Johnny Morgan, Blanchard, Tobie M., Gould, Frances I.
Examining the cultural and fertility practices involved in soybean production is one focus of research conducted by LSU AgCenter agronomist and rice specialist Dustin Harrell in Crowley.
In one study, Harrell is seeking to find the optimum planting dates for soybeans in southwest Louisiana.
During planting season, Harrell’s team plants soybeans in approximately two-week intervals, choosing the exact planting dates for days when the soil moisture is adequate but not excessive. They planted on March 29, April 10, April 25, May 17, May 29 and June 14.
“What we found in the date-of-planting study is the earliest-planted beans also were the first to be attacked by insects and disease,” Harrell said. “In past years, we’ve found that planting mid-April to mid-May produced the best yields in the southwest region.”
This year, Harrell decided to change the study a bit by adding insecticide and fungicide treatment to ensure that soybean yields are not limited at any of the planting dates by pests.
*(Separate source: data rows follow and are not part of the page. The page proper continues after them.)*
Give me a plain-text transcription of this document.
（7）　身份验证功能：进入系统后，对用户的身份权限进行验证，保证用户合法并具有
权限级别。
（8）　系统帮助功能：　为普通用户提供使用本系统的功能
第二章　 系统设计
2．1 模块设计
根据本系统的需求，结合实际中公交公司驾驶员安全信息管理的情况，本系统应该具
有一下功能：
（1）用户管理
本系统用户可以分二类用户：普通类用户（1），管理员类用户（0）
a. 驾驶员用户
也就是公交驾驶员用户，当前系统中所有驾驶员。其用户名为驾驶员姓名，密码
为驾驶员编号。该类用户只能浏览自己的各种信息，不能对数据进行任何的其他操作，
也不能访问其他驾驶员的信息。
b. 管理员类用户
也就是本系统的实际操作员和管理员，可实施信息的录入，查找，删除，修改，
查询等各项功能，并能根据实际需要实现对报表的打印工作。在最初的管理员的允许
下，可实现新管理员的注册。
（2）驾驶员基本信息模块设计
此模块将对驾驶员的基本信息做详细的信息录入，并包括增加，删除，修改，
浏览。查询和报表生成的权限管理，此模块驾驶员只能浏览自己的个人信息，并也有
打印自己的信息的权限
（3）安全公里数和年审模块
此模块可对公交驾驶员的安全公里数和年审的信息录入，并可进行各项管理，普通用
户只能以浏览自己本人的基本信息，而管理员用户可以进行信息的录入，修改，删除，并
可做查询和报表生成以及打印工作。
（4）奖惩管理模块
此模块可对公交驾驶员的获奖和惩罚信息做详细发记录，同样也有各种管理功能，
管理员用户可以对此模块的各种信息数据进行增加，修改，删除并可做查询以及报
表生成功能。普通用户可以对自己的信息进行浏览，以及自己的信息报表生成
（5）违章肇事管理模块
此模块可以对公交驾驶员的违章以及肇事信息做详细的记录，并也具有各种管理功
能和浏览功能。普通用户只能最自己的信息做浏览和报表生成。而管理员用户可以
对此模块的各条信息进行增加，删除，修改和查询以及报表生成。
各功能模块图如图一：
In addition to the date-of-planting study, he is also evaluating plant response to fertilization on soils limited in phosphorus, potassium and sulfur.
These fertility trials consist of potassium, phosphorus and sulphur rate and time-of-application trials, Harrell said.
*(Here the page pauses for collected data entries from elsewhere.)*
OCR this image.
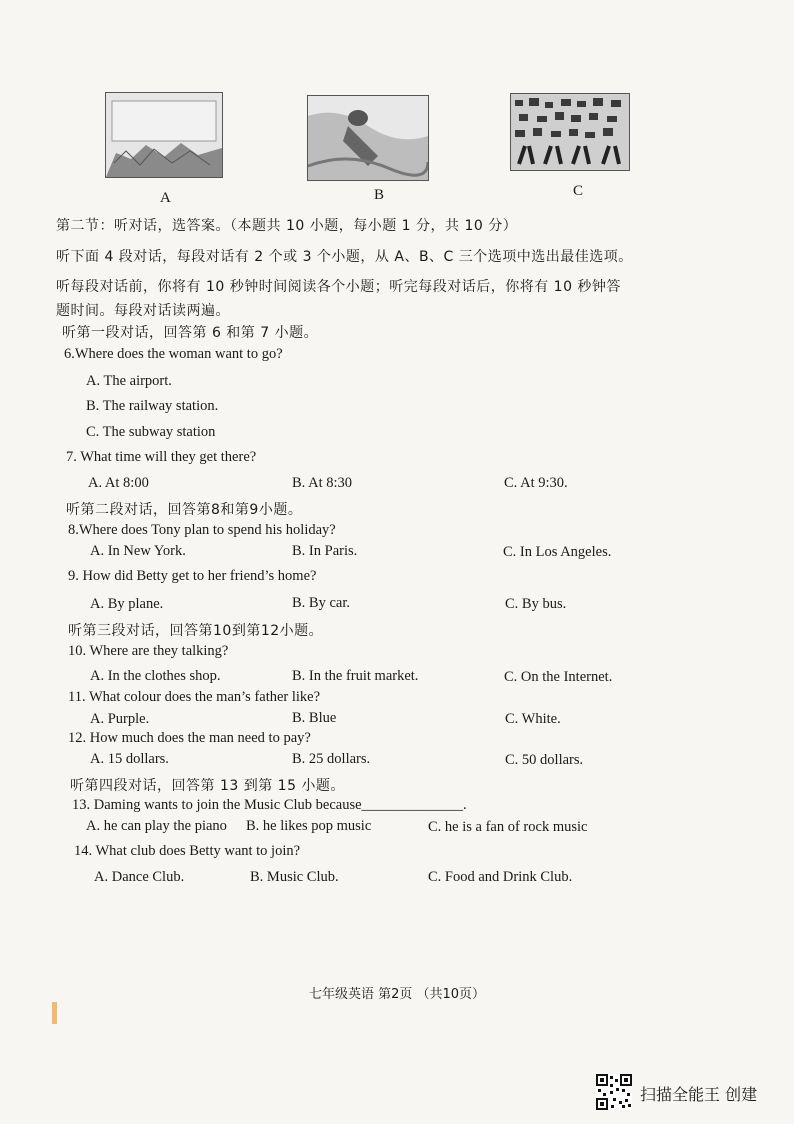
A	B	C
第二节：听对话，选答案。（本题共 10 小题，每小题 1 分，共 10 分）
听下面 4 段对话，每段对话有 2 个或 3 个小题，从 A、B、C 三个选项中选出最佳选项。
听每段对话前，你将有 10 秒钟时间阅读各个小题；听完每段对话后，你将有 10 秒钟答
题时间。每段对话读两遍。
听第一段对话，回答第 6 和第 7 小题。
6.Where does the woman want to go?
A. The airport.
B. The railway station.
C. The subway station
7. What time will they get there?
A. At 8:00	B. At 8:30	C. At 9:30.
听第二段对话，回答第8和第9小题。
8.Where does Tony plan to spend his holiday?
A. In New York.	B. In Paris.	C. In Los Angeles.
9. How did Betty get to her friend’s home?
A. By plane.	B. By car.	C. By bus.
听第三段对话，回答第10到第12小题。
10. Where are they talking?
A. In the clothes shop.	B. In the fruit market.	C. On the Internet.
11. What colour does the man’s father like?
A. Purple.	B. Blue	C. White.
12. How much does the man need to pay?
A. 15 dollars.	B. 25 dollars.	C. 50 dollars.
听第四段对话，回答第 13 到第 15 小题。
13. Daming wants to join the Music Club because______________.
A. he can play the piano B. he likes pop music	C. he is a fan of rock music
14. What club does Betty want to join?
A. Dance Club.	B. Music Club.	C. Food and Drink Club.
七年级英语 第2页 （共10页）
扫描全能王 创建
“A date-of-planting study is also being conducted at the AgCenter Dean Lee Research Station in Alexandria,” he said. “All of the varieties are the same at both locations. The difference is the southwest Louisiana soybeans are drilled on flat ground instead of on beds.”
In southwest Louisiana, soybeans are normally grown in rice fields by rice producers who typically have drills and not row planters, Harrell said.
“Most growers in southwest Louisiana are not equipped to pull rows, so they use the equipment they have,” he said.
This is a disadvantage for these growers, Harrell said, because soybeans grown on raised beds tend to do better than those drilled on flat ground. An old aphorism among farmers, “Soybean don’t like wet feet (roots),” is often true, Harrell said.